GuitarMan,(great Elvis song written by Jerry Reed BTW), it seemed to me The Falling Snow of Denver managed to bury the Hawk Attack effectively in the first two frames.

If Brouwer Power had been switched on, it might have been a different story. As Troy Truck has said hisself, if he doesn't get six hits, he's da pits.

Dave Morris said:


Mike, you nailed it again. We have to start calling you "The Hammer".

The Hawks obviously miss Representative David Bolland, he of the G.O.P. (Goal Opportunity Prevention). Allowing the Falling Snow of Denver more shots in two periods than they usually give up in an entire game was not kosher for the Hawkey Flock.

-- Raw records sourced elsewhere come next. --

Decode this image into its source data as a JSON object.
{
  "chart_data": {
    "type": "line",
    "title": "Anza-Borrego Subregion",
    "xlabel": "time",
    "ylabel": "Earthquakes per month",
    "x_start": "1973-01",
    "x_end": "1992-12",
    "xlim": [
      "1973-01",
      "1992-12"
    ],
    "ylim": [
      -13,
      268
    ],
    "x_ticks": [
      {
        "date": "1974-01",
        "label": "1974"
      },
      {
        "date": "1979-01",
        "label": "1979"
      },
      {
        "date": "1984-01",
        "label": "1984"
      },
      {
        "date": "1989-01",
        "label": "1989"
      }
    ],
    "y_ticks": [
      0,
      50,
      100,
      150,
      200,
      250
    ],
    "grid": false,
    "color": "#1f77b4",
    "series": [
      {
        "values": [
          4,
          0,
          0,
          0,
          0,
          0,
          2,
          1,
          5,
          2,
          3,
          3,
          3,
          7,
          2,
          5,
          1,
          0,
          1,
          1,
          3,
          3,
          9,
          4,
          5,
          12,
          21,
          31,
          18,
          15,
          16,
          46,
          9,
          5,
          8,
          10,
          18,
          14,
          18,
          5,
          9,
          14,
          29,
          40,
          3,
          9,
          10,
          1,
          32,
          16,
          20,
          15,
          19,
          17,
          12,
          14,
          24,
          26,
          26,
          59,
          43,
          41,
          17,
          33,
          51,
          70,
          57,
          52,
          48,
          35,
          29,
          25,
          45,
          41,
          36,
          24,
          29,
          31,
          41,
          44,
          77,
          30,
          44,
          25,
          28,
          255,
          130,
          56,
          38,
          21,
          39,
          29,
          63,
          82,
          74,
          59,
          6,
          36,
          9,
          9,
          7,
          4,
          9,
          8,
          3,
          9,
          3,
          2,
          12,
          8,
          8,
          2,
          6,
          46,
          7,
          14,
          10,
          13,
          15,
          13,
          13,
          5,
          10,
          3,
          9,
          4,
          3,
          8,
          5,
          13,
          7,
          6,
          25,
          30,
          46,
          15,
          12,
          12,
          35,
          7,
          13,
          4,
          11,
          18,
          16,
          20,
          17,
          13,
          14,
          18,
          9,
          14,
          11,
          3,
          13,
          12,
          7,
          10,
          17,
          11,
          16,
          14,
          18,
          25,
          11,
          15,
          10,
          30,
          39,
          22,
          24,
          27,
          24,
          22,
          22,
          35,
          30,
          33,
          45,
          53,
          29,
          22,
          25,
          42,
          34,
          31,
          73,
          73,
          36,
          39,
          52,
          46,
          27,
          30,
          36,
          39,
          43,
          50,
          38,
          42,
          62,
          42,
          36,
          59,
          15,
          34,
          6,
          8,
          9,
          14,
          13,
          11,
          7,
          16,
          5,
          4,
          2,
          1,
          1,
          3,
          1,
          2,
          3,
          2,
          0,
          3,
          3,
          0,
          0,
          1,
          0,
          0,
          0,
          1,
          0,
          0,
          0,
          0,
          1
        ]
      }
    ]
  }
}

However, as you say, The Count of Monte Cristo provided Da Boyz with astute twinetending and the type of larceny that evoked Tony O at times.

Truck Brouwer only having two hits, Capable Colin Fraser was left to perform his Adam Burish impressions.

As for Edzo's fulmination, Olczyk-Boychik neglected to mention that the failure by Cameron Barker to contain Cumisky or otherwise beat the Av-Man to the loose puck exposed Huey.

Mr. Barker has a way of atoning for his sins, though, and deciding to be Bobby Orr-like to score a spectacular goal off his end-to-end swoop was Da Poop.

This game was a good reason to provide defribulators for those in attendance. The rest of us can use ABT (Adult Beverage Therapy).

Arthur Wirtz is smiling.

Mike Kiley said:


Barker has been Jekyll and Hyde all season. I hope he starts to fine tune his game. Bad cop, good cop is not a winning combo in the NHL.